Applications in Homotopy Theory
The May spectral sequence is instrumental in resolving differentials and hidden extensions in the Adams spectral sequence computations of the homotopy groups of spheres, complex cobordism spectra such as MU, and Brown–Peterson theory BP. It played a role in the computational program that informed the Nilpotence Theorem and the chromatic perspective of Ravenel, influencing work at University of Virginia and Rutgers University. The spectral sequence also appears in calculations involving Eilenberg–MacLane spectrum cohomology operations, connections with the Goodwillie calculus program, and investigations into structured ring spectra like E-infinity ring examples studied at University of Illinois Urbana–Champaign.
Computations and Examples
Concrete computations using the May spectral sequence include low-dimensional Ext calculations over the mod p Steenrod algebra that feed Adams charts compiled by research groups at University of Cambridge and University of Chicago. Examples include detecting families such as the h_i and h_j^2 patterns in the Adams E_2-term, and computations related to the Kervaire invariant problem that involved collaborations across Princeton University and SUNY Stony Brook. Algorithmic and computer-aided implementations used by researchers at Cornell University and University of California, San Diego have automated portions of the May spectral sequence for larger chart computations.
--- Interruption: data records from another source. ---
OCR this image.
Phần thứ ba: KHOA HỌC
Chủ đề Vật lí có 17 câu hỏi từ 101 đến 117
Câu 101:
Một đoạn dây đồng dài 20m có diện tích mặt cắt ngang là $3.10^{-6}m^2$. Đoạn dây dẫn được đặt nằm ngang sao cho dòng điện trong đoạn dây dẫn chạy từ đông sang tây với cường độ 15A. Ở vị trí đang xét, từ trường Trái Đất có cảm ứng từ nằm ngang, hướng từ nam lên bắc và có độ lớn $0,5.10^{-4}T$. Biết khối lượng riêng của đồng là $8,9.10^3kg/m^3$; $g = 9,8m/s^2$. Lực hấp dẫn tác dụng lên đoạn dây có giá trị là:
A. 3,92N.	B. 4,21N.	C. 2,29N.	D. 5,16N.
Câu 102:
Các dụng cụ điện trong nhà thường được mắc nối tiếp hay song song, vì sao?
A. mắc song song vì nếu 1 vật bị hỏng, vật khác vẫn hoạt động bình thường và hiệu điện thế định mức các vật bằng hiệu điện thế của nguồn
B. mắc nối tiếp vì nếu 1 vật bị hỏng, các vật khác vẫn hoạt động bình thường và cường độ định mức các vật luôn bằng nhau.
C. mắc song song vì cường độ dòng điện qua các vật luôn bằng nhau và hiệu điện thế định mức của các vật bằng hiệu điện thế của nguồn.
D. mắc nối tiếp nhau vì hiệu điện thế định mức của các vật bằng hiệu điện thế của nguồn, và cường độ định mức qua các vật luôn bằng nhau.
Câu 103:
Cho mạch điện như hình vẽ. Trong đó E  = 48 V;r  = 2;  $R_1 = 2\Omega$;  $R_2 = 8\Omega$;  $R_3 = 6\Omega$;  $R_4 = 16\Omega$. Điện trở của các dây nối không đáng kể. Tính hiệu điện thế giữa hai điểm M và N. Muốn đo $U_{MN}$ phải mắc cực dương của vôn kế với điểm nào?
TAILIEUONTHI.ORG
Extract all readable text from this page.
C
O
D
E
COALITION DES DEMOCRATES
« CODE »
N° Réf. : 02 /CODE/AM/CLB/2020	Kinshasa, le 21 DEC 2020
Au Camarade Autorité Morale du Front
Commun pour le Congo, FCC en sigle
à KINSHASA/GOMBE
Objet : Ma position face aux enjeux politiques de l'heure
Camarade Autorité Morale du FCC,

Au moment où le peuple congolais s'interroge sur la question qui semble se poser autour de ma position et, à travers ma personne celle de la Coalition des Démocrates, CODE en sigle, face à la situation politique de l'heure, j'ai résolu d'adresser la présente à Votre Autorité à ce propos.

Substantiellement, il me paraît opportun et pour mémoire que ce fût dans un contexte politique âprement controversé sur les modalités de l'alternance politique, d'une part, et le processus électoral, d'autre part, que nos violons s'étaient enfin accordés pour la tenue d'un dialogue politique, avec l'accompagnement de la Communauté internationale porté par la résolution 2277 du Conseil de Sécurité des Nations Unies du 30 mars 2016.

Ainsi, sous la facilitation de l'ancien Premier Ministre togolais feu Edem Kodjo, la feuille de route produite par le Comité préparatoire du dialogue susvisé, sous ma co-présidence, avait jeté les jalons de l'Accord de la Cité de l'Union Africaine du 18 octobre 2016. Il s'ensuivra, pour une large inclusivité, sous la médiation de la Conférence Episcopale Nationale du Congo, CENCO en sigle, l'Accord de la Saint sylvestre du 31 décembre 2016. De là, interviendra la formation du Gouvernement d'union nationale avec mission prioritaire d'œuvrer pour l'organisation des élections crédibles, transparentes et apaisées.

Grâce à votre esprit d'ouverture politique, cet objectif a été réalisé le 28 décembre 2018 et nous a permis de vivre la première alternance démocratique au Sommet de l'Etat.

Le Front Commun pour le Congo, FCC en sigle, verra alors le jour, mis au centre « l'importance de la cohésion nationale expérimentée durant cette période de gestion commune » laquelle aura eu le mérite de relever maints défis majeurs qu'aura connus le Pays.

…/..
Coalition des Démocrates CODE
Variants and Generalizations
Variants of the May spectral sequence arise when replacing the Steenrod algebra by other Hopf algebras or Hopf algebroids, producing tools applicable to the Adams–Novikov spectral sequence and to Morava K-theory and Lubin–Tate deformation contexts pursued at Harvard University and University of Michigan. Generalizations incorporate filtrations reflecting v_n-periodicity and chromatic layers central to Ravenel’s conjectures and to the work of the Morava stabilizer group community at Institut des Hautes Études Scientifiques. Other adaptations interface with the lambda algebra framework and with categorical approaches in stable ∞-categories developed in seminars at Columbia University and Stanford University.